Fios do Destino Brasileira

Autor(a): PMB


Volume 2

Capítulo 50: Rosas vermelhas de sangue

5 de Abril de 4818 - Continente de Origoras, Cidade-Estado de Palas, Setor Oeste da Academia de Palas

 

Um grito estridente precedeu o despertar súbito de Tatsuyu. Suor frio escorria pelas laterais do rosto pálido — pela dor na mandíbula, aqueles olhos, vermelhos como os dele próprio, fizeram mais do que encharcar seus cabelos e acelerar o batimento cardíaco a níveis alarmantes. Colocar-se de pé deveria ser uma tarefa banal, mas estava sendo um esforço tremendo aos membros trêmulos.

Mesmo quando conseguiu, seu estômago o lembrou do porquê não deveria fazê-lo. O sabor amargo dos líquidos intestinais pincelou o fundo de sua língua e o fez correr para o banheiro para evitar uma tragédia maior. Nem o jantar escapou do forte expurgo promovido pela sua mente, atormentada por ilusões e lembranças. 

A náusea não era importante. O gosto horrível da comida desperdiçada por seu corpo não era importante. Todo o efeito do trauma em seu corpo não era importante, pois só poderiam ser curados quando as feridas invisíveis em sua alma fossem cauterizadas. Provava, mais uma vez, não possuir o poder para isso. Não naquele momento.

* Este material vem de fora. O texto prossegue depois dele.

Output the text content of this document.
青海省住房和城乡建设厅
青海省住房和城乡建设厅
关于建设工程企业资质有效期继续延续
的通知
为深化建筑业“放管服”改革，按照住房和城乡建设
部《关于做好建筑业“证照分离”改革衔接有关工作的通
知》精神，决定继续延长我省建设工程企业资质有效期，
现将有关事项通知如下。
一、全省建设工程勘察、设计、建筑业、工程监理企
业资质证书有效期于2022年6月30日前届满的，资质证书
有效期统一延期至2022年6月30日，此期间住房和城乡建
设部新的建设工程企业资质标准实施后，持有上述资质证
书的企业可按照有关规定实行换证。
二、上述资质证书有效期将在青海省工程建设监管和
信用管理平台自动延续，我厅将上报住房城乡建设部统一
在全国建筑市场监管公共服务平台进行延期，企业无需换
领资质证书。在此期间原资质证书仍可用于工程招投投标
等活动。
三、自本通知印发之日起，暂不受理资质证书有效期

Por quase meia hora, colocou para fora todas as suas emoções, boas e ruins, junto dos pedaços meio-sólidos de alimentos. A descarga foi o caminho de saída para tudo que corpo e mente recusavam-se a aceitar em seu interior, restando apenas a apatia.

E como era doce sentir o vazio.

Nada estava realmente fora do comum para ele. Acostumado à dor latente do fim de vômito e certo de que não mais estava numa zona de risco, permitiu-se sentar sobre o tapete branco de seu toalete para aspirar o ar, pulverizado com aroma de lavanda. “Tenho que agradecer a Hana pela ideia. Incensos são mesmo ótimos”, anotou, em algum canto de seu subconsciente, para não se  esquecer depois.

— Que belo início pra esse dia tão especial, né? — debochou sozinho. — Nem tinha motivo pra ser diferente.

— Você se esqueceu da dose do seu remédio hoje, Tatsu.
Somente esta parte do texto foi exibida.